In the random intercept model, the between group variance is constant, i.e. it does not depend on the value of a predictor. In the random intercept model, the variation between groups is modeled by the subject specific random effects that appear in the model as: \(u_{0i}+u_{1i}x_{ij}\). It can be shown that the variance of this term is
\[\begin{align*}\text{Var}(u_{0i}+u_{1i}x_{ij}) &=\text{Var}(u_{0i})+2x_{ij}\text{Cov}(u_{0i},u_{1i})+\text{Var}(u_{1i})\\ &= \sigma^2_{u0}+2x_{ij}\sigma_{i01}+\sigma^2_{u1}x_{ij}^2\end{align*}\]
which is a quadratic function in x.
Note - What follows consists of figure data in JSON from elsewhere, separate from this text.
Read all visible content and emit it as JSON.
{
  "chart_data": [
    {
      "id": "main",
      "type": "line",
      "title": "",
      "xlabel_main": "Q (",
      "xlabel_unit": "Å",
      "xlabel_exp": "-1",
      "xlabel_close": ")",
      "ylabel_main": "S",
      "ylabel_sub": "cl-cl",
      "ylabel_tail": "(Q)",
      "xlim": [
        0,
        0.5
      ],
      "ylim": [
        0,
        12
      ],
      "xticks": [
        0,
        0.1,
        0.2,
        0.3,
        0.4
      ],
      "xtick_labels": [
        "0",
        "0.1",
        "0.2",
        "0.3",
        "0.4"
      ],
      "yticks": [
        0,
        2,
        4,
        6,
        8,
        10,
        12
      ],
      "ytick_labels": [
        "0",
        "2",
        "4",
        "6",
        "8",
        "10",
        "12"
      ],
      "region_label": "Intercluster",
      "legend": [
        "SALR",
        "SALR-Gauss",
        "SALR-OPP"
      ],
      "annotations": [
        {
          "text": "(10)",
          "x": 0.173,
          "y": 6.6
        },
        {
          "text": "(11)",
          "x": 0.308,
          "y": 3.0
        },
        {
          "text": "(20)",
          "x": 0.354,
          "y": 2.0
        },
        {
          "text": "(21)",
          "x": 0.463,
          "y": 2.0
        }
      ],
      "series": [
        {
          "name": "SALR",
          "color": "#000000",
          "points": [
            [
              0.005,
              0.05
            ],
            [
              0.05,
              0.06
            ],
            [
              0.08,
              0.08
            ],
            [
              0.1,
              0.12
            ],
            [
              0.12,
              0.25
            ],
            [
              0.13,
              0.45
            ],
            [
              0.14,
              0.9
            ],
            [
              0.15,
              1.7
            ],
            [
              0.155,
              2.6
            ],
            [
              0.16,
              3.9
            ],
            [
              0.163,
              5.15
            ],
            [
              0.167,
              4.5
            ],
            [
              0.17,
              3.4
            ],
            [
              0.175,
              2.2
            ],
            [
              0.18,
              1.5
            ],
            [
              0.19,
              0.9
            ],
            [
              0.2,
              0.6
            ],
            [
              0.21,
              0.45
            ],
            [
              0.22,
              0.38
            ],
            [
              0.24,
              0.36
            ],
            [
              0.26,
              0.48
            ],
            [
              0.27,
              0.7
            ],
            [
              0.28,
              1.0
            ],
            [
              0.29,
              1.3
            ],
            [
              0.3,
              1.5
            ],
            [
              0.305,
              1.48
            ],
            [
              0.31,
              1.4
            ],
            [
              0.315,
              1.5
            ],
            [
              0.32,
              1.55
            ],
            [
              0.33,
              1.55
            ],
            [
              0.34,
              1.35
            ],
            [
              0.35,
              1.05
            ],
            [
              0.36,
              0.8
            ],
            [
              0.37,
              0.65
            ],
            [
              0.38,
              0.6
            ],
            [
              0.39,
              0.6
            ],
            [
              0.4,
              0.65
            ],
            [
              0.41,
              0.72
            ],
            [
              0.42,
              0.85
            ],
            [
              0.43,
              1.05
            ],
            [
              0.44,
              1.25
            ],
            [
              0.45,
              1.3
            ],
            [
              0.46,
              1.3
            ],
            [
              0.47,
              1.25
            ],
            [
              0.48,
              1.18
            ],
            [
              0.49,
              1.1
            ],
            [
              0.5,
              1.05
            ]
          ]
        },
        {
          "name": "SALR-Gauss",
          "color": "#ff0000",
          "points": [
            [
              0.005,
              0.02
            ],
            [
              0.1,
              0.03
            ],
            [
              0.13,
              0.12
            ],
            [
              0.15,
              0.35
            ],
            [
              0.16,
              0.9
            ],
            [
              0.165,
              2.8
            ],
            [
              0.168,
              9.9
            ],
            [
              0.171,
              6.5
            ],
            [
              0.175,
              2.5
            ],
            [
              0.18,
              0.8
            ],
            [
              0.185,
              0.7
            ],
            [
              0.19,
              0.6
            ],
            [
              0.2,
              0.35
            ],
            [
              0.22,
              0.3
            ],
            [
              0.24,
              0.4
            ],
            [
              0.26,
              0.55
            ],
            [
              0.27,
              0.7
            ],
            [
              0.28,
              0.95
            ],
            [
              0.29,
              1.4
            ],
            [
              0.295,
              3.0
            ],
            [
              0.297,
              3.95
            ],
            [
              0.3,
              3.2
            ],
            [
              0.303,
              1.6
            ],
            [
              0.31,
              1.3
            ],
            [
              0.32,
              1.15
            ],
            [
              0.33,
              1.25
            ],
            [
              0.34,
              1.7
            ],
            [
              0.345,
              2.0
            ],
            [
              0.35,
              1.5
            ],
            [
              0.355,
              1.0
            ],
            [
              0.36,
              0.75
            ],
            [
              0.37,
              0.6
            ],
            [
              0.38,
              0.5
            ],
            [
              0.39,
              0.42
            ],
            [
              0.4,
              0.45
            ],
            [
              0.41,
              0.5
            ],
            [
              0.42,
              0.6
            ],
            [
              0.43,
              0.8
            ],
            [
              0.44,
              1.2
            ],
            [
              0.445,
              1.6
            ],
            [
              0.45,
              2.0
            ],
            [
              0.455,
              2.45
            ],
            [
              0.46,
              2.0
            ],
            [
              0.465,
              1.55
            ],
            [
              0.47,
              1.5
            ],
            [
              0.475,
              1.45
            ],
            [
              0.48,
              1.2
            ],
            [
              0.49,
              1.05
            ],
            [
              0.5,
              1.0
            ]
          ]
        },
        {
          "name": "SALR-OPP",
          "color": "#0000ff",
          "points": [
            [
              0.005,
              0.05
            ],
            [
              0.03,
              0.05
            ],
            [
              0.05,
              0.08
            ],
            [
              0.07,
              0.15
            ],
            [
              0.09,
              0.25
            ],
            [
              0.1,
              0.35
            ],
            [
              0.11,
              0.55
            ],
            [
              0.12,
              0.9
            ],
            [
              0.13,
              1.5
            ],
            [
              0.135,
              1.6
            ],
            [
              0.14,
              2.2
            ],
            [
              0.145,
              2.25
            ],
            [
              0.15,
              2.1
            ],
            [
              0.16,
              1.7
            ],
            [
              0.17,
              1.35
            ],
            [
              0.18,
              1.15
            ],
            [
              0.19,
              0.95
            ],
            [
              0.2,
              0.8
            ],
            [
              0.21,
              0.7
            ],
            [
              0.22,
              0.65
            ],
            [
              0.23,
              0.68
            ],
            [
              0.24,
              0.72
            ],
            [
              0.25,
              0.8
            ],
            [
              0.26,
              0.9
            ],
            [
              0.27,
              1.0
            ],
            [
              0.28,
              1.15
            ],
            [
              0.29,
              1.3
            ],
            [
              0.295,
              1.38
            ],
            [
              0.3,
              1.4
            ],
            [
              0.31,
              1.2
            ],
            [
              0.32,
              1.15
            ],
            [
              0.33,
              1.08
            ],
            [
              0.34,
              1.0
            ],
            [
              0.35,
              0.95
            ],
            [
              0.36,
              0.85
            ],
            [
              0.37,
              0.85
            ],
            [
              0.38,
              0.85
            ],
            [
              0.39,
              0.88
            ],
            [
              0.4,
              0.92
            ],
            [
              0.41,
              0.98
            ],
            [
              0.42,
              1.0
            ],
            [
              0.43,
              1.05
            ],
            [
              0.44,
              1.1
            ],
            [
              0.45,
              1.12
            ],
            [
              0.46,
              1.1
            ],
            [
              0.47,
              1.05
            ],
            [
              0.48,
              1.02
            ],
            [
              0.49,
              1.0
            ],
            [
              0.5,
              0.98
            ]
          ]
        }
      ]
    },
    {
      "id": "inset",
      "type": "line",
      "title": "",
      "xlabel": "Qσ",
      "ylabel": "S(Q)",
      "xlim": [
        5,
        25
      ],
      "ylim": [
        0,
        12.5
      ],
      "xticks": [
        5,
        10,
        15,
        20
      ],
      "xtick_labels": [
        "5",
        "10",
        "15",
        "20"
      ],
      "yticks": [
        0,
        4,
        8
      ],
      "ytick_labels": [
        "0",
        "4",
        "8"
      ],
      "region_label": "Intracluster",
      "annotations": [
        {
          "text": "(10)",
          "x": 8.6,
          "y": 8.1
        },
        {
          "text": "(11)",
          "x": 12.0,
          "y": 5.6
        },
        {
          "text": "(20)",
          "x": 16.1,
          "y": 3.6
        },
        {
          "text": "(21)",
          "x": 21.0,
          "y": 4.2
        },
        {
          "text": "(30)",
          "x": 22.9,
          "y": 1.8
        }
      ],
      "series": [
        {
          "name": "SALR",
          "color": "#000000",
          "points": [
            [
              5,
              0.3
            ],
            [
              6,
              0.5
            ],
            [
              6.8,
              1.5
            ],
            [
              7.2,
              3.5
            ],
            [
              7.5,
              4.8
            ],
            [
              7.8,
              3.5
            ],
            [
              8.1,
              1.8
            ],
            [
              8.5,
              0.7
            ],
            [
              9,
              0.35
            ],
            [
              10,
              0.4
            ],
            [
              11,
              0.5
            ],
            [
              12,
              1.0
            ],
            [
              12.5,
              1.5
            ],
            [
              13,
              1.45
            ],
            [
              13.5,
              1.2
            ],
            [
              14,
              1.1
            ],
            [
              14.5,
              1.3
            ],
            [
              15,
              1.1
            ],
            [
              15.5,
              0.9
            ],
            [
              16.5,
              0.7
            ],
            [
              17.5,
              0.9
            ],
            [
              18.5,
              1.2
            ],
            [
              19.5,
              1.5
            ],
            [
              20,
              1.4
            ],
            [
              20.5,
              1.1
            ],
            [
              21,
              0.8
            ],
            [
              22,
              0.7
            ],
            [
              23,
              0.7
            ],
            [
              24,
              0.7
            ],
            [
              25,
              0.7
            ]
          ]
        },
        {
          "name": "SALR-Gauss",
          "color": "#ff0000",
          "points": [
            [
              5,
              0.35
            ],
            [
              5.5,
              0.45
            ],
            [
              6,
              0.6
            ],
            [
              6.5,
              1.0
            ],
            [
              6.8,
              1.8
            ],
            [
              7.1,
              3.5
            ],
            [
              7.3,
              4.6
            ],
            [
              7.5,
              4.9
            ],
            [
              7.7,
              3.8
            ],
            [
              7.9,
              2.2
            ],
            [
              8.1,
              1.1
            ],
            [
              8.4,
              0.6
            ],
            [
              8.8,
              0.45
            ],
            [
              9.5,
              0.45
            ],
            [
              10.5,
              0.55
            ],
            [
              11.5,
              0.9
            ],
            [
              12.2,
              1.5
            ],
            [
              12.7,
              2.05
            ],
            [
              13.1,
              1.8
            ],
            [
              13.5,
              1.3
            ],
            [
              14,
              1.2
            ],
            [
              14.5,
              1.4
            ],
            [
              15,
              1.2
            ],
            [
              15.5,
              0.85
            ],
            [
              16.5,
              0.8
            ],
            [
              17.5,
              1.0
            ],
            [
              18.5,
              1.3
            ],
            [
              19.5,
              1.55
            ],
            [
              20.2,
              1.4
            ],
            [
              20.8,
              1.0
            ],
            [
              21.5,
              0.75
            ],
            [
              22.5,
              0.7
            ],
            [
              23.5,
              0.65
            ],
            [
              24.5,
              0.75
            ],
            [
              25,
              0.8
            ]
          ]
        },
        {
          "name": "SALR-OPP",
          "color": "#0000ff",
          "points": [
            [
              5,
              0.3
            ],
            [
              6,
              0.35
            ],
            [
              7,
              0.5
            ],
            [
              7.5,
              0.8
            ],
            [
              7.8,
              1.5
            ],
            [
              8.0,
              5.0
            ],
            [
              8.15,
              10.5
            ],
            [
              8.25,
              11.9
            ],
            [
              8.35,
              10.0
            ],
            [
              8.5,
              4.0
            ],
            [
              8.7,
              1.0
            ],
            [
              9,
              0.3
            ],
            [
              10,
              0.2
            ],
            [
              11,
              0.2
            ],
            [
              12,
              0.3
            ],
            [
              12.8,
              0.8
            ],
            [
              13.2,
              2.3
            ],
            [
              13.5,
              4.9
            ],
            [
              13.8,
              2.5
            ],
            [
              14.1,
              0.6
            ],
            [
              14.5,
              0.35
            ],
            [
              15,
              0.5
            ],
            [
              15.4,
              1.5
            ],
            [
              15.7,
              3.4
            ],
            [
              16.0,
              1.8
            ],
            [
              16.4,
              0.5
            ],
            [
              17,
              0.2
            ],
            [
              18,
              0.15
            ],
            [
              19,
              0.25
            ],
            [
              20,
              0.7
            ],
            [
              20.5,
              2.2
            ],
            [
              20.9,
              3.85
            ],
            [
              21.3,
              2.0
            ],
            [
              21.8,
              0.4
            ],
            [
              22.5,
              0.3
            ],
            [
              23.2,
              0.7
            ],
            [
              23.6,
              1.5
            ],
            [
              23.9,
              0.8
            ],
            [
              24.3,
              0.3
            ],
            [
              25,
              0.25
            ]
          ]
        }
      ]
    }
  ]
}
Fromt he output about, the estimated between group variance at \(x_{ij}\) is
\[\text{Between mom variance} = 125758+2*3159*x_{ij}+130x_{ij}^2=125758+6318*x_{ij}+130x_{ij}^2.\]
This function is plotted below. Between mom differences in birth weight are greater mom’s giving birth after the mean age (i.e among older mothers).
Now that we have a predictor, we can calculate the variance partition coefficent. With out a predictor this is just the intra-class correlation we saw earlier. The VPC is the percent of the variation in the response due to between group differences. In this case is given by
\[VPC=\dfrac{125758+6318*x_{ij}+130x_{ij}^2}{(125758+6318*x_{ij}+130x_{ij}^2)+196693}\].
The percentage of the variation in birth weights due to between mom difference also increases with mothers age at birth.